Asseyev, formerly a professor of philosophy at the University of Leningrad attempted to jump onto the track in the Harvard Square MTA station at 4:30 p.m. Saturday. A man in his company told an MTA starter that Asseyev was about to jump, and a fare collector, Daniel J. Magoon, ran from his booth and stopped Asseyev three to five feet from the edge of the platform, an MTA official said last night.
After a struggle with Magoon, Asseyev was taken by police to Cambridge Hospital; he was later transferred to McLean Hospital, an institution for psychiatric care in Belmont. The MTA labelled as totally false yesterday's reports that Asseyev had been lying on the track when he was saved.
A participant in the Soviet-American cultural exchange program, 35-year-old Asseyev had been studying in the Soc Rel Department at Harvard since September. He was concentrating on logical positivism and the Western sociology of knowledge under a flexible academic arrangement.
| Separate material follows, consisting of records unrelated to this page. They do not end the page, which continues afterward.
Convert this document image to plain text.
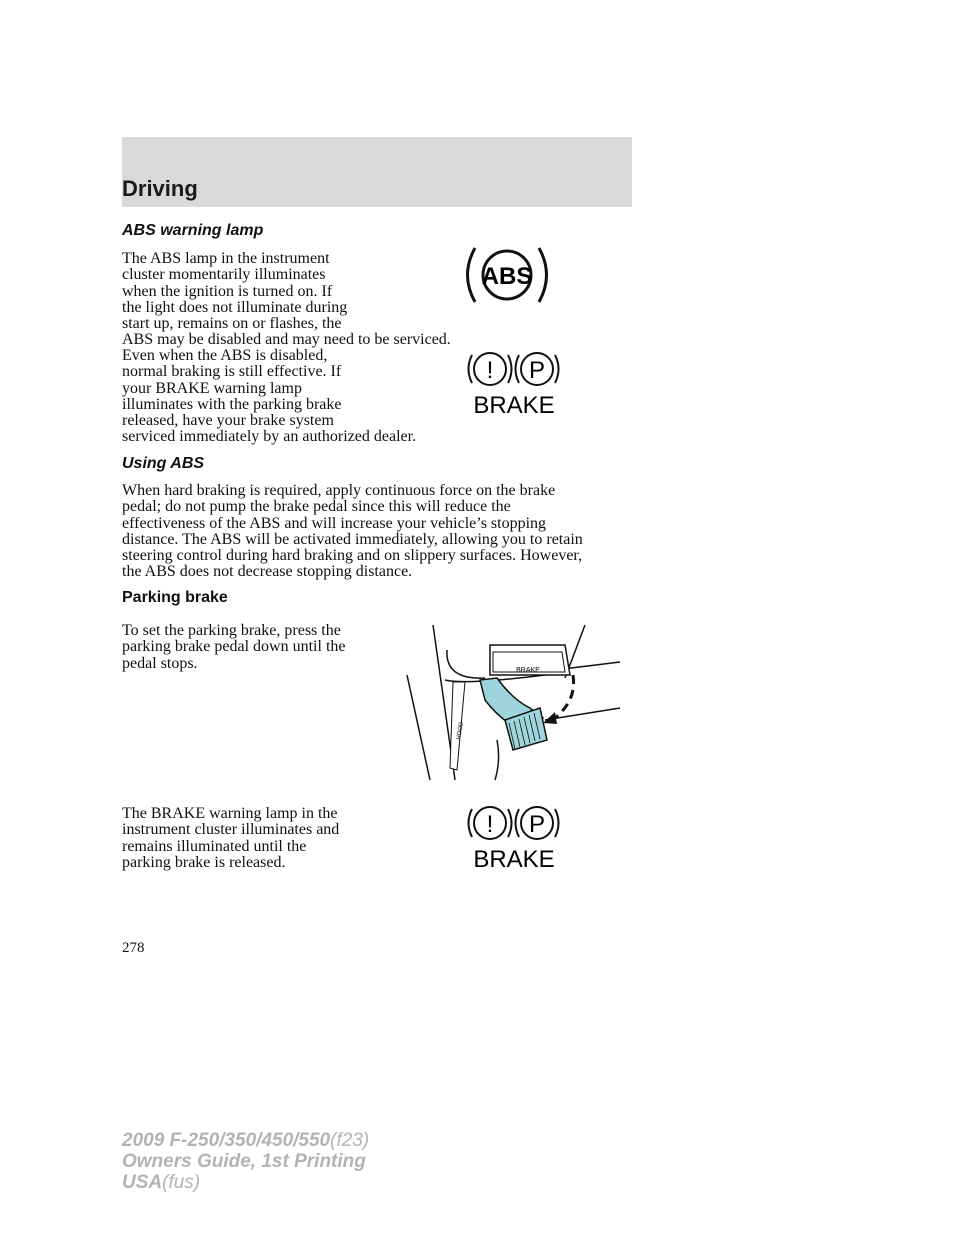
Driving
ABS warning lamp
The ABS lamp in the instrument
cluster momentarily illuminates
when the ignition is turned on. If
the light does not illuminate during
start up, remains on or flashes, the
ABS may be disabled and may need to be serviced.
Even when the ABS is disabled,
normal braking is still effective. If
your BRAKE warning lamp
illuminates with the parking brake
released, have your brake system
serviced immediately by an authorized dealer.
ABS
! P
BRAKE
Using ABS
When hard braking is required, apply continuous force on the brake
pedal; do not pump the brake pedal since this will reduce the
effectiveness of the ABS and will increase your vehicle’s stopping
distance. The ABS will be activated immediately, allowing you to retain
steering control during hard braking and on slippery surfaces. However,
the ABS does not decrease stopping distance.
Parking brake
To set the parking brake, press the
parking brake pedal down until the
pedal stops.	BRAKE
HOOD
The BRAKE warning lamp in the
instrument cluster illuminates and
remains illuminated until the
parking brake is released.
! P
BRAKE
278
2009 F-250/350/450/550(f23)
Owners Guide, 1st Printing
USA(fus)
On Jan. 2 Asseyev jumped from a window of the apartment of Mr. and Mrs. Gerald Platt at 369 Harvard St. He was hospitalized until Jan. 15, and after his release was reportedly still under psychiatric care at the University Health Services.
The State Department, after a Jan. 4 meeting with Asseyev in the presence of Soviet officials, granted him permission to stay in the United States after his official visa expires in June. He has a wife and child in the Soviet Union, and according to friends has been under great emotional stress.
Status Now In Doubt
Robert J. McCloskey, State Department press officer, said last night that Asseyev's status would now be "up in the air," since it is impossible to know his intentions at this point.
There has been no reaction whatsoever from the Soviet Union in regard to this incident, McCloskey said. He pointed out that since there would be no official change in Asseyev's status here until his visa expires in June, the Soviet professor is "free to reconsider" his decision to remain here permanently.
The United States would probably admit Asseyev's family upon his request, McCloskey said. There is some question, however, about the willingness of the Soviet Union to permit them to leave.
Police reports on the incident were labelled confidential and detailed information was closely guarded over the weekend, causing many sources to speculate that the case would have serious international repercussions. McCloskey dismissed the theory, however, and said that it was extremely unlikely that the Soviet Union had had any hand in Saturday's events.